While for the last four centuries Europe has exported its political models and the consequences of clashes between its nations around the world, it is now facing the contradictions of such politics. Although respect for human rights and the right to asylum are still formally declared as indispensable to all European democracies, in response to mass migration from the impoverished periphery of the world to the rich centres, the radical right and conservative politics in Europe have grown significantly. This turbulence in the political arena of almost every European democracy is challenging “the modern ideal of cosmopolitanism” which, according to Étienne Balibar (2004) goes hand in hand with citizenship in modern nations. The international and multicultural foundations of cosmopolitanism collide with what Balibar calls “public communitarianism”, which is usually concerned with the protection of so-called “traditional values.” Although contemporary societies are irreducible to a single model of national assimilation, one can notice the recent strengthening of conservative communitarianism in Europe, “centred on the state and its exclusive claim to incarnate the universal.” Balibar, author of We, the People of Europe? argues that such a version of communitarianism demands and allows for a permanent stigmatization of the foreigner.

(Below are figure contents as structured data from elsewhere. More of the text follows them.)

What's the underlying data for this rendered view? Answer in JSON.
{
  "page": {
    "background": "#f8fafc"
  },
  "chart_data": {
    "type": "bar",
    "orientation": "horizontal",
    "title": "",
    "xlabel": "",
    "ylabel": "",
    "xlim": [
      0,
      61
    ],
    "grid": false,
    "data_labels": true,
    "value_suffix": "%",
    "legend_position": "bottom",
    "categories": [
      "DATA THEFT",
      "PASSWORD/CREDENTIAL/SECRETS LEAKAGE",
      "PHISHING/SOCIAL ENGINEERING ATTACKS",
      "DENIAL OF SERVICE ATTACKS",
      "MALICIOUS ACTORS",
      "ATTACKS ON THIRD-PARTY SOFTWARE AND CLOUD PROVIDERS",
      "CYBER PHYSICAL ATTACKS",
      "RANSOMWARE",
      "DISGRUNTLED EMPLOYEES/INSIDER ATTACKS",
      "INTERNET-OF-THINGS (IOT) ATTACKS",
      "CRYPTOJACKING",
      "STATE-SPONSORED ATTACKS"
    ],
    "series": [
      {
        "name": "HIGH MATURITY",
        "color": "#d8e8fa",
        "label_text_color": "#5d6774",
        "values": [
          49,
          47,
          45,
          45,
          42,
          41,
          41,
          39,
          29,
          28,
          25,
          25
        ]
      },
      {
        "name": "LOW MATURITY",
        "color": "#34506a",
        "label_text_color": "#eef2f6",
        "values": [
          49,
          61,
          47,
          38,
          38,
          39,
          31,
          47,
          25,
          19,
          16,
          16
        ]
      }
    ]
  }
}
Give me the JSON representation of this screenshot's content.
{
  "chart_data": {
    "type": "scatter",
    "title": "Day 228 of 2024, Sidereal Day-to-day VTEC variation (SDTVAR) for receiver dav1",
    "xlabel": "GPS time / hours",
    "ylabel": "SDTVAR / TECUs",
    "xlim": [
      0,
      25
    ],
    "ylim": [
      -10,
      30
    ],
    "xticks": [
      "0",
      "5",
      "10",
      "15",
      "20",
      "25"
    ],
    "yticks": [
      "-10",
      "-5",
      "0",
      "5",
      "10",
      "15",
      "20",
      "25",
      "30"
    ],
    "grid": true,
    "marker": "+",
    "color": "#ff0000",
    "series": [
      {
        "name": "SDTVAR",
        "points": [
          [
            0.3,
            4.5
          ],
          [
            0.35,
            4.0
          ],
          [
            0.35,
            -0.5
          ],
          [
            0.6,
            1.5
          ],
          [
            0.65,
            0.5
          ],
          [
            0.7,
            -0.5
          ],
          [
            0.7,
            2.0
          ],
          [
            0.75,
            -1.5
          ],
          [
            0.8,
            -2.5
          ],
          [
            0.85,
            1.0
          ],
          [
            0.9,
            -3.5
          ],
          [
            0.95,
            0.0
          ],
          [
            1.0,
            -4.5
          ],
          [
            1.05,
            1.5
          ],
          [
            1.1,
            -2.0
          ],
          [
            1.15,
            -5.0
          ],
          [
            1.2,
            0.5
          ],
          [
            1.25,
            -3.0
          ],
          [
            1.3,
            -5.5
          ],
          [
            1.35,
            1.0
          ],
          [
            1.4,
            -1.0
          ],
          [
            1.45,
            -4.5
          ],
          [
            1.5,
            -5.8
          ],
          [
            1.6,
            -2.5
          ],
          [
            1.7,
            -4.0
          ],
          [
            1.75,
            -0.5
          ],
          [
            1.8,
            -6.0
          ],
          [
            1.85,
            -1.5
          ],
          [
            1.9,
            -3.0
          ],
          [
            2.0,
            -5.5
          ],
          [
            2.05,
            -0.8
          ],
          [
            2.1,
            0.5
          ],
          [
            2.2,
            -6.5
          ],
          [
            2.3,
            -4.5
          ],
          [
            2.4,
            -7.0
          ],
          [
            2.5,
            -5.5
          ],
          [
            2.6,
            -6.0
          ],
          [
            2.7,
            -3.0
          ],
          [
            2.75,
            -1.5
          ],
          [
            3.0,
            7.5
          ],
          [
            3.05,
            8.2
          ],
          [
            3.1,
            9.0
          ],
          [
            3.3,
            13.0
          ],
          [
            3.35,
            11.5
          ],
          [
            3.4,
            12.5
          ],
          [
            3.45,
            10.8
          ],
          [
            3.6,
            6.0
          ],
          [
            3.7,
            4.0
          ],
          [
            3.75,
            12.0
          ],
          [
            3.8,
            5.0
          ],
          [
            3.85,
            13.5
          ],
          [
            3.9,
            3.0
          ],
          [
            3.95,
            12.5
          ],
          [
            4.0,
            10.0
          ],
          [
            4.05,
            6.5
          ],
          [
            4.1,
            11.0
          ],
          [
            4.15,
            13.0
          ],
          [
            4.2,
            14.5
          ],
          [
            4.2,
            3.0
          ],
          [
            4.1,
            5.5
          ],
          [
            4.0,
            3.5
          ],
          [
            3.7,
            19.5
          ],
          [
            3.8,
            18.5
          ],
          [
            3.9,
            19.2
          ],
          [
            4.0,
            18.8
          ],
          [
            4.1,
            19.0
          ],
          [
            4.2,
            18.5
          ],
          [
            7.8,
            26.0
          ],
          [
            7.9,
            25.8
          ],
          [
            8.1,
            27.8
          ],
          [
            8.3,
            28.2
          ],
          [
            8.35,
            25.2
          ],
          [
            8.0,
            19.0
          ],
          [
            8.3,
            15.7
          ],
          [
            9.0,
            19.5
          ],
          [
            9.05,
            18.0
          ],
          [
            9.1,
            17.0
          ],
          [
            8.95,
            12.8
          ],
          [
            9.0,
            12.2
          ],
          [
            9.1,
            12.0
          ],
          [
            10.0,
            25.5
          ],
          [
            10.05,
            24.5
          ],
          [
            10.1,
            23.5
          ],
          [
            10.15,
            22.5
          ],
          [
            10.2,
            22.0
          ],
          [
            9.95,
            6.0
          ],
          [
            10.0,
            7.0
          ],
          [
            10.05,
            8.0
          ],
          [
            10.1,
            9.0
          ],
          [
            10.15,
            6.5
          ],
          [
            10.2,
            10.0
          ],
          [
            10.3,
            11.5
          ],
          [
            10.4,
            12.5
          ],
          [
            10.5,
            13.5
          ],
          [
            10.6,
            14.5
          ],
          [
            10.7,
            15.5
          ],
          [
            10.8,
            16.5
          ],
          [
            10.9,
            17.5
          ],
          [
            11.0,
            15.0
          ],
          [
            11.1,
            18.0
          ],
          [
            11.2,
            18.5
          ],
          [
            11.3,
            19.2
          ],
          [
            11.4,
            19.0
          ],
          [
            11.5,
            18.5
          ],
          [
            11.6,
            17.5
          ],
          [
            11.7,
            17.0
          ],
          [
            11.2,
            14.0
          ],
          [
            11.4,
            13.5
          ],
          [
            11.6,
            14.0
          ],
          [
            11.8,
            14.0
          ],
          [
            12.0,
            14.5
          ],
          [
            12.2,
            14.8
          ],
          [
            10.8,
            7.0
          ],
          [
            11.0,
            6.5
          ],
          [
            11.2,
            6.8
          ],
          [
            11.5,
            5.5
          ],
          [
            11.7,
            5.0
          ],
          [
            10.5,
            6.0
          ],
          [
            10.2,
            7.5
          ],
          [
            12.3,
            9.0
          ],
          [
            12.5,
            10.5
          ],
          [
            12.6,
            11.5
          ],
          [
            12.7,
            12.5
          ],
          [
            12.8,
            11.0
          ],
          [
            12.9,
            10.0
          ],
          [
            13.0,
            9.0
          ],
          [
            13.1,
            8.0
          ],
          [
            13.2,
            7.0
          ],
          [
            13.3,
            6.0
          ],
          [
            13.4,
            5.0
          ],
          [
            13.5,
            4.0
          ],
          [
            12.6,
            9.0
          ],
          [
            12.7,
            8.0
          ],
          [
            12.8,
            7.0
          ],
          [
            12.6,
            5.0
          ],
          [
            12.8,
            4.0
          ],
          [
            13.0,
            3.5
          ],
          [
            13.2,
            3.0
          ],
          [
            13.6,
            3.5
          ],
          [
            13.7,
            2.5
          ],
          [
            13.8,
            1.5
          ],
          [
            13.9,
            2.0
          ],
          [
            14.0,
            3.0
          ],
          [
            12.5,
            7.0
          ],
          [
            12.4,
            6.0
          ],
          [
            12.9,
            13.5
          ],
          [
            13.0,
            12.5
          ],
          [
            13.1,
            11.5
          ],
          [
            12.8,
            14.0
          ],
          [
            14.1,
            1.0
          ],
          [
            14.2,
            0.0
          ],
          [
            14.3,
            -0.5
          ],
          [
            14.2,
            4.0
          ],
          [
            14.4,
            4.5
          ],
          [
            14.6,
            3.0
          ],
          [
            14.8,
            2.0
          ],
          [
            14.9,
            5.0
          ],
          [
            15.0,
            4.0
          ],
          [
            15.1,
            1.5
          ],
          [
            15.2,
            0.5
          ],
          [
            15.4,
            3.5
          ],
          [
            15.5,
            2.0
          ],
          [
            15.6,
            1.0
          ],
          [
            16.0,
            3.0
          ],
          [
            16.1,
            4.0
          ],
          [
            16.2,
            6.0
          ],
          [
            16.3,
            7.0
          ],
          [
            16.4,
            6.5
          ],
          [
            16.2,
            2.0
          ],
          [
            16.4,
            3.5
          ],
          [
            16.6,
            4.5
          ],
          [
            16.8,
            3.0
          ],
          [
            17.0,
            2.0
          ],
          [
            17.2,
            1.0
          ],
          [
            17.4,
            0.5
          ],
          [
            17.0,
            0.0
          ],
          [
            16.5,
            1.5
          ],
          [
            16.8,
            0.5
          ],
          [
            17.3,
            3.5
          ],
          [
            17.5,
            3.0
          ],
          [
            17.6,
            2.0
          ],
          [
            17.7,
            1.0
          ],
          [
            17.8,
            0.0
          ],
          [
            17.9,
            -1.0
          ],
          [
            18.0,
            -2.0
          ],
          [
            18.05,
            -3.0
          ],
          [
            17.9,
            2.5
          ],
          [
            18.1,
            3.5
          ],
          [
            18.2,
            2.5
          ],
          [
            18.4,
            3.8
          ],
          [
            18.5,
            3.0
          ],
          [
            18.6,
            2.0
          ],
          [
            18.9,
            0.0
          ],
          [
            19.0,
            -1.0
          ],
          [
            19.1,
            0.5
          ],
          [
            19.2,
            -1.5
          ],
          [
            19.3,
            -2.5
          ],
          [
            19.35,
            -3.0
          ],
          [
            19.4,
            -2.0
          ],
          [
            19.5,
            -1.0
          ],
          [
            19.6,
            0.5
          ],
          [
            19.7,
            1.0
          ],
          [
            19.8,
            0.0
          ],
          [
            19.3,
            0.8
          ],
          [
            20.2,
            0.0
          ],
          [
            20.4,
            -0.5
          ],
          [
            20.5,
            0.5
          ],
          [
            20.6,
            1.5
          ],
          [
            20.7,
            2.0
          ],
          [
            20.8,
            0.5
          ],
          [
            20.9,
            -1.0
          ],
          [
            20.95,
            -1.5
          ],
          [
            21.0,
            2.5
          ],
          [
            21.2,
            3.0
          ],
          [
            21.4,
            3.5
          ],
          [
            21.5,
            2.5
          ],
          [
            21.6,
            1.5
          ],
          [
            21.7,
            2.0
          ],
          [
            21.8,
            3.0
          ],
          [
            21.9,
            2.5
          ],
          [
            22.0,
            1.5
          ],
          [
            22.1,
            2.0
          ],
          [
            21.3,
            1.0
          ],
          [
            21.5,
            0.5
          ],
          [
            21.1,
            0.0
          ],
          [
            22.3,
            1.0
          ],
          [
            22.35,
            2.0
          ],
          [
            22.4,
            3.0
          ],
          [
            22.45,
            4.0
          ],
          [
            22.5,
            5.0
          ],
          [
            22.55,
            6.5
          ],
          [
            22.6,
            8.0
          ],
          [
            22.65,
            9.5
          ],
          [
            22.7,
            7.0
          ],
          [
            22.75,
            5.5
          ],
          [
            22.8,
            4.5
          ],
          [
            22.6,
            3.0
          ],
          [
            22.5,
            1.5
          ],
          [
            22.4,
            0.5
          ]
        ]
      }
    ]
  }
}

The first issue of the EASTAP journal would like to encourage critical thinking – embedded in theatrical, aesthetic, ethicaland sociological concepts – regarding past and present ideologies concerning  “identity politics” in Europe and beyond European borders (e.g. Edward Said) . In this Call for Proposals, we are predominantly interested in essays dealing with performing arts productions that challenge (realistically or metaphorically) authoritarian tendencies and conservative politics in Europe, especially in those artists who practice “fearless speech” (Michel Foucault) and, by doing so, commit themselves against all kinds of prejudices, including “antitheatrical prejudice” (Jonas Barish). The artists, theatres and performing groups that can be highlighted in that context are, for instance: Christoph Schlingensief, Oliver Frljić, Teatr Powszechny in Warsaw, Teatro do Vestido, Teatr Doc, Tanja Ostojic, Milo Rau and his International Institute of Political Murder, Pussy Riot, Zentrum für politische Schönheit, among others. We also welcome historical essays investigating the relationship between theatre practice/institutions and communitarianism/cosmopolitanism, especially the ways in which theatre and performance artists might have critically participated in debates on national, European or civic identities.